Bishop's Waltham Palace is a medieval castle in Hampshire built in the 12th century, although the current picturesque ruins mostly date from the early 14th century works of the Bishop William Wykeham. In its time, Bishop's Waltham Palace acted as a residence for a series of the Bishops of Winchester and their clergy until it was destroyed during the English Civil War.
Today, the ground floor of Bishop's Waltham Palace is the location of the Bishop's Waltham Town Museum and the site is under the remit of English Heritage.
Restormel Castle was a stone castle defended by a moat and located on a large mound overlooking Cornwall. Its historic ruins, which date back to the late 13th and early 14th century and may have been built by King Edmund, are made up of a dramatic circular stone keep. It is thought that an earlier castle, one originally constructed by Norman conquerors in the 11th century, once stood on the site of Restormel Castle and some aspects of this original castle still remain today.

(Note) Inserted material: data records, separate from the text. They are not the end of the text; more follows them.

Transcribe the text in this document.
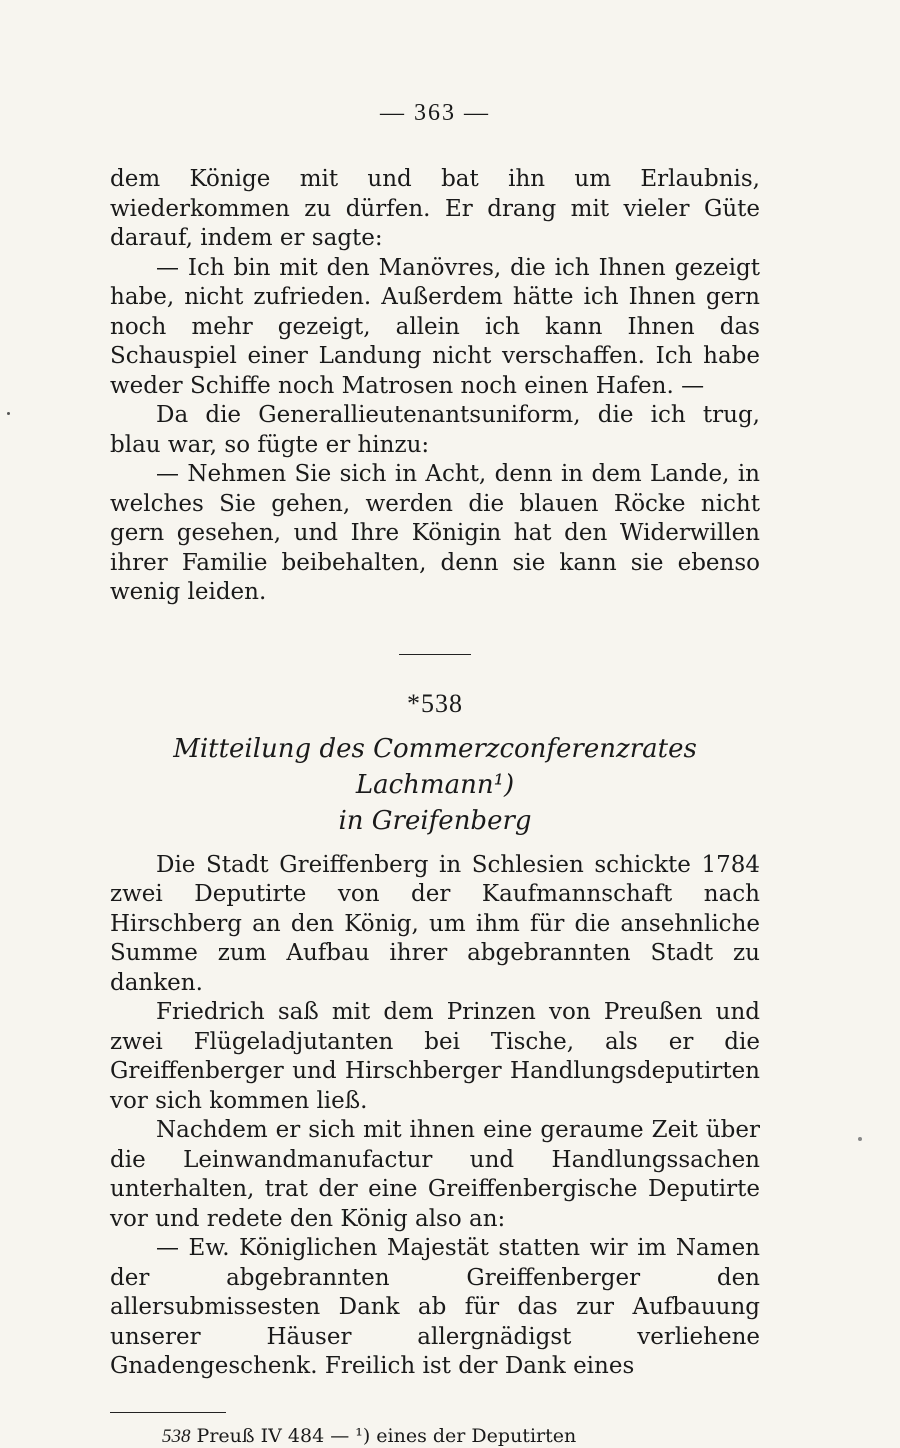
— 363 —

dem Könige mit und bat ihn um Erlaubnis, wiederkommen zu dürfen. Er drang mit vieler Güte darauf, indem er sagte:

— Ich bin mit den Manövres, die ich Ihnen gezeigt habe, nicht zufrieden. Außerdem hätte ich Ihnen gern noch mehr gezeigt, allein ich kann Ihnen das Schauspiel einer Landung nicht verschaffen. Ich habe weder Schiffe noch Matrosen noch einen Hafen. —

Da die Generallieutenantsuniform, die ich trug, blau war, so fügte er hinzu:

— Nehmen Sie sich in Acht, denn in dem Lande, in welches Sie gehen, werden die blauen Röcke nicht gern gesehen, und Ihre Königin hat den Widerwillen ihrer Familie beibehalten, denn sie kann sie ebenso wenig leiden.

*538
Mitteilung des Commerzconferenzrates Lachmann¹)
in Greifenberg

Die Stadt Greiffenberg in Schlesien schickte 1784 zwei Deputirte von der Kaufmannschaft nach Hirschberg an den König, um ihm für die ansehnliche Summe zum Aufbau ihrer abgebrannten Stadt zu danken.

Friedrich saß mit dem Prinzen von Preußen und zwei Flügeladjutanten bei Tische, als er die Greiffenberger und Hirschberger Handlungsdeputirten vor sich kommen ließ.

Nachdem er sich mit ihnen eine geraume Zeit über die Leinwandmanufactur und Handlungssachen unterhalten, trat der eine Greiffenbergische Deputirte vor und redete den König also an:

— Ew. Königlichen Majestät statten wir im Namen der abgebrannten Greiffenberger den allersubmissesten Dank ab für das zur Aufbauung unserer Häuser allergnädigst verliehene Gnadengeschenk. Freilich ist der Dank eines

538 Preuß IV 484 — ¹) eines der Deputirten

Initially part of the Manor of Bodardle, Restormel would go on to be owned by Edward, The Black Prince, in the 14th century before it later fell into disuse. In 1644, Restormel Castle found a short reprieve from dereliction as a stronghold in the English Civil War. At this time, it was captured by the Royalist, Sir Richard Grenville.
Today, Restormel Castle is owned by the Duchy of Cornwall and is managed by English Heritage.
10. Windsor Castle
Windsor Castle is the oldest occupied castle in the world. Covering an area of approximately 13 acres, it contains a wide range of interesting features. These include the State Apartments, Queen Mary’s dolls house and the beautiful St George’s Chapel. It is also the burial place of ten monarchs, including Henry VIII and his beloved wife (the one who gave him a son), Jane Seymour.
The building of Windsor Castle began in the 1070s at the behest of William the Conqueror, with the intent that it was to guard the western approach to London. Since that time, the structure of Windsor Castle has been embellished by many of the monarchs of England and the UK. Notably, in the 1170s, Henry II (the first Plantagenet) rebuilt most of the castle in stone instead of wood, including the round tower and the upper ward, where most monarchs have had their private apartments since the 14th century.
In the mid-fourteenth century, Edward III, who had recently founded the Order of the Garter, built St George’s Hall at Windsor Castle for the use of the knights of this Order. A further addition, St George’s Chapel, was started by Edward IV, but was not finished until the time of Henry VIII. It is here that the ten British monarchs lie buried.
During the English Civil War, Windsor Castle served as a prison and it was to St George’s Chapel that the body of Charles I was brought for burial after his execution. Charles II and George IV (formerly the Prince Regent) made further contributions to the architecture of Windsor Castle in the 1650s and 1820s respectively.
Queen Victoria and Prince Albert loved Windsor castle, and Prince Albert died there of typhoid in 1861. Queen Victoria built a mausoleum in the grounds of the castle, Frogmore, where Albert and later Victoria herself were buried.
In the Second World War, Windsor Castle became home to our present Queen, Elizabeth II, and her family, George VI, the (future) Queen Mother and Princess Margaret. It remains a favourite home of Queen Elizabeth, and she spends most of her weekends there. There was a huge fire at the castle in November 1992 which took 15 hours and one and half a million gallons of water to extinguish. It began in the Private Chapel and soon spread to affect approximately one fifth of the area of the castle. It took five years to restore the Castle, and it was finished by the end of 1997.
There are numerous exhibitions and tours at Windsor Castle. In fact, a typical visit can take up to three hours. This site features as one of our Top Ten UK Tourist Attractions.